The late 1930s was a very patriarchal age where this sort of masculine control of feminine sexuality was the norm. There are still examples of this today, like with purity balls. During these balls, girls pledge to keep their virginity until marriage and fathers pledge to protect that virginity in a wedding-like scenario.

While purity balls are not a common experience, young women’s sexualities are still policed on a much-wider scale through pressure to have sex. The current feminist movement often hides having sex in a world where this pressure exists as a young woman’s fully free “choice”.

But if coming of age is so equated with sexual awakening that one is not seen as an adult if they haven’t had sexual experiences, is it fully a young woman’s free choice to pursue life as a sexual being, or are social pressures at play?

For example, most theatre works involve some sort of sexual or romantic relationship. (While sexual interest can differ from romantic attraction, they are often seen as conflated).
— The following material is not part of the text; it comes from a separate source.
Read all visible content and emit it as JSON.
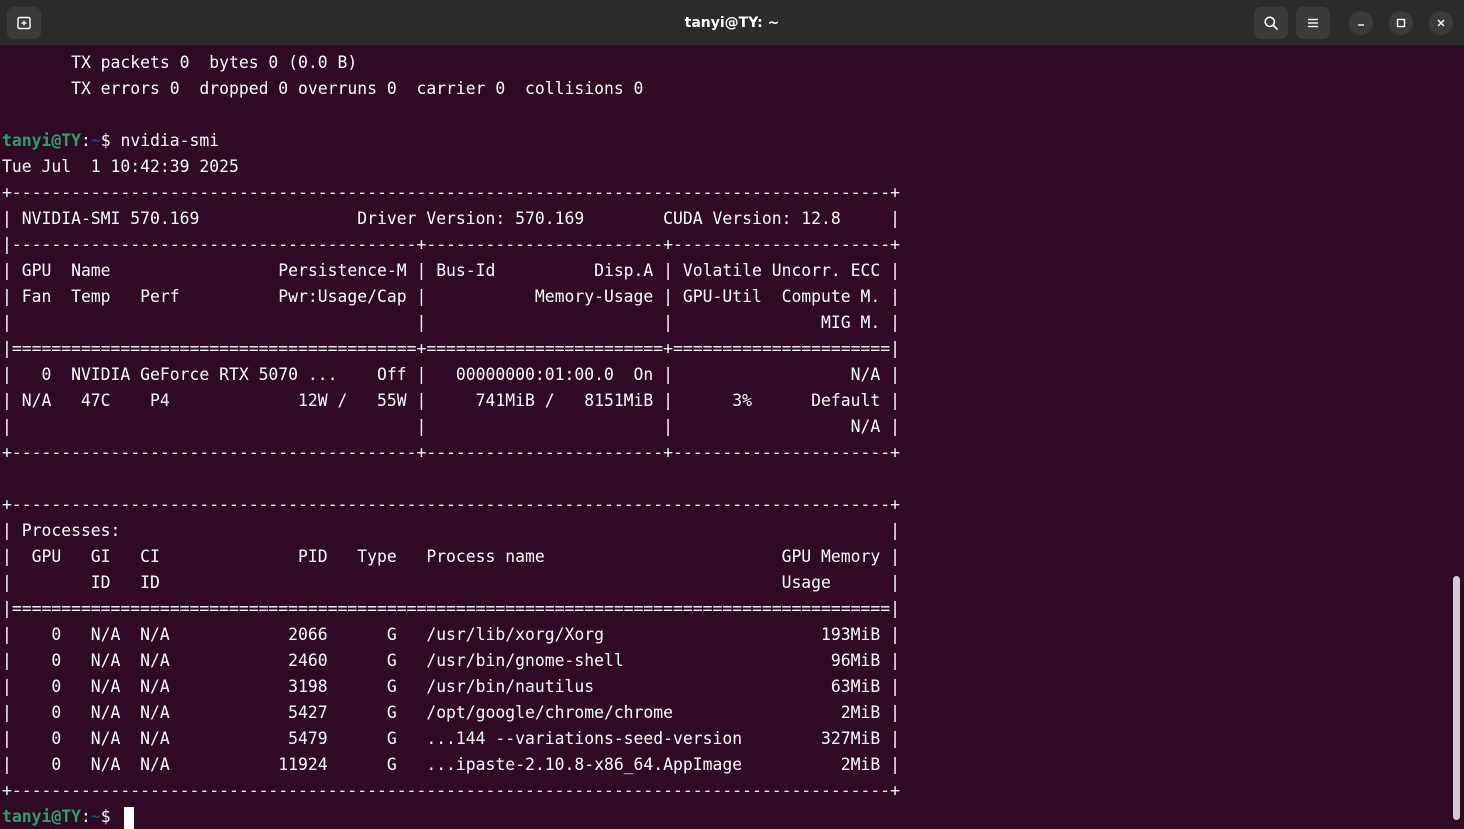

Since life imitates art, audiences are going to think they need to have sex and/or a relationship, or they’ve somehow failed. (Of course, art usually isn't the root cause of societal-level occurrences, but it can certainly help those roots stay in the ground.)

In another favorite musical of mine (I do enjoy The Sound of Music, for the record), Jersey Boys, an entire song revolves around Bob Gaudio losing his virginity (“December, 1963 (Oh What a Night))”. His fellow Four Seasons band member, Nick Massi, really only starts to pay attention to Bob once this event happens. (As a sign of finally winning his friendship, Nick buys Bob a very economical car that gets “almost eight miles a gallon” in the following scene.)

Unfortunately, the knowledge that “free” choices are constrained by social pressures is lost on many ears, and attempts to caution young women about sex are seen as anti-feminist.

As such, Maria’s advice of “darling, sixteen, going on seventeen, wait a year or two,” in the “Sixteen Going on Seventeen” reprise could possibly construed to support the idea that Maria, like Rolf, is controlling Liesl’s sexuality.

But with the aforementioned social pressures at play, is exercising caution before diving into the world of relationships and sex a bad thing? Jumping in so quickly is especially worrisome at an age where sexual partners most likely have not had the type of sex education that debunks harmful myths about how to achieve female pleasure, or the belief that female partners’ pleasure doesn’t even matter at all.

We need to stop perpetuating the myth that non-sexual assault or non-rape instances of young sex (or even sex in general), always occur because a woman freely chooses to engage in it, even if they claim that to be the case. There are societal forces at play, such as depictions in media like theatre, that control women’s sexuality in a way that pressures them to have sex. Decades later, we are controlling women’s sexuality in ways that parallel Rolf’s attempts to prevent Liesl from being sexual. And a way theatre can start disbanding these societal pressures is to create characters, plots, and even entire shows where no sexual or romantic components are present.

Characters like Elsa from Frozen are a good example. Sure, there’s another young woman, Anna, who does have a romantic storyline throughout the musical. But Elsa demonstrates that you don’t need a sexual or romantic relationship to rule a kingdom or to be a successful teen, or even adult.

(And audiences will still love your 11 o’clock number just the same.)